Охваченный воспоминаниями, Николай Иванович как бы перенесся в те далекие годы. Впрочем, все они были хорошими хлопцами — беспокойными, смелыми и, конечно, горячими. Цель им казалась близкой, путь к ней ясным, как светлый солнечный день. Они были искренними в своей ненависти ко всему старому и, может, потому иной раз перегибали палку. Володя Тюх, самый спокойный и рассудительный в их ячейке, был против всяких заскоков, но почему-то его, а не кого-нибудь иного больше всех ненавидели кулаки в Больших и Малых Полыковичах. Может, потому, что Володя писал в «Белорусскую деревню», разнося недобрую славу о полыковичских кулаках по всему белому свету, может, была и какая-нибудь другая причина. Во всяком случае, его первого настигла ненависть тех, кто чувствовал свой близкий конец. Нашли Володю весенней ночью избитого почти до смерти и брошенного, будто в насмешку, под первомайской аркой, которую он сам и поставил. Мало кто надеялся тогда, что он будет жить. Но Володя все же выжил…

— Не видел я, брат, нашего Володю с того самого дня, как поехал из Полыковичей, — с оттенком легкой грусти проговорил Козаченок. — С тобой, если помнишь, в Киеве встречались перед войной, а его не видел. Хороший человечина. Как он там теперь?

— Увидишь, — неопределенно промолвил Чижевский. — Беспартийный активист…

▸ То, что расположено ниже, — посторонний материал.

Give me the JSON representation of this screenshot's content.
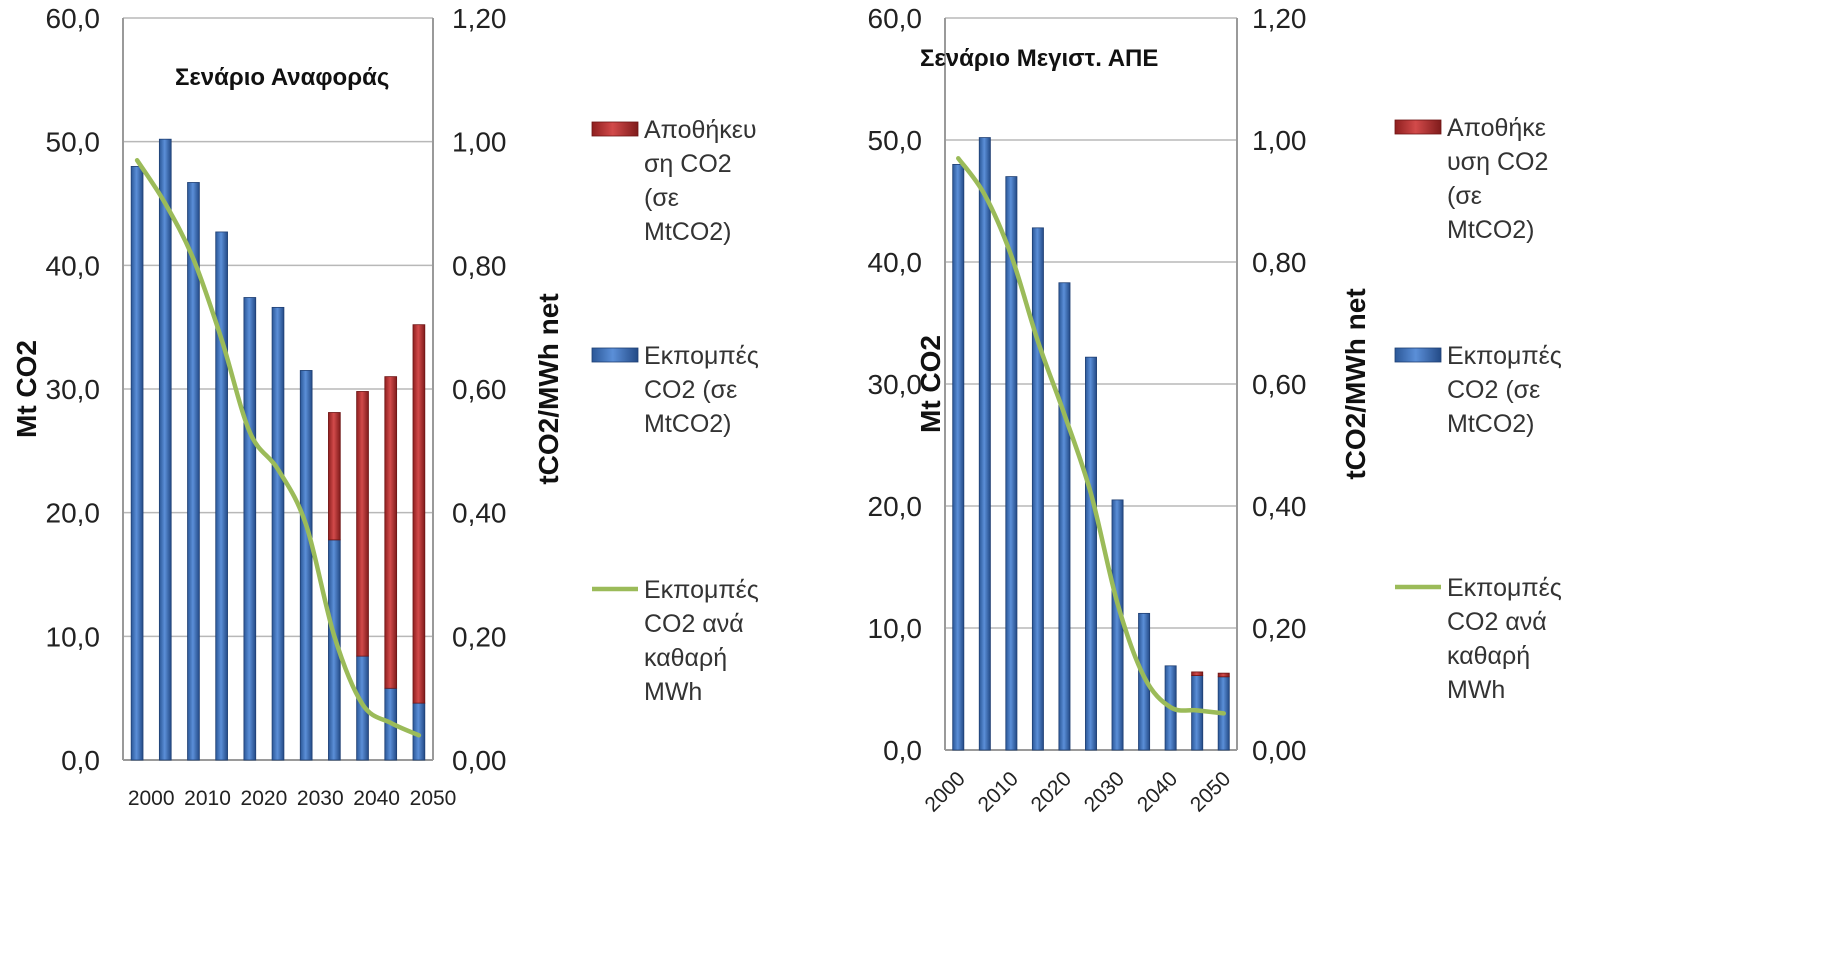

Дружеского разговора между ними в тот день не получилось. Артем Чижевский отгородился каким-то невидимым забором полушутливых, полусерьезных слов, за которыми скрывалась затаенная настороженность. «Что ты за человек и чего от тебя можно ждать?» — говорил, кажется, колючий, пронзительный взгляд Чижевского. В поддержку Козаченка на конференции он все же выступил.

О действительных отношениях между Чижевским и завучем Полыковичской школы Владимиром Ивановичем Тюхом первый секретарь райкома дознался только весной. Уже с месяц в его папке на столе лежало заявление былого товарища и друга. Оно было написано строго официальным языком, и в нем самый придирчивый глаз не нашел бы даже намека на то, что учитель пишет своему давнему знакомому. Это заявление завуч принес сам, но в тот день первого секретаря в райкоме не было. Он пришел в другой раз. Шло заседание бюро, и учитель снова не увидел первого секретаря.

Перед своим приездом в Полыковичи Николай Иванович попробовал заговорить о Тюхе с Чижевским.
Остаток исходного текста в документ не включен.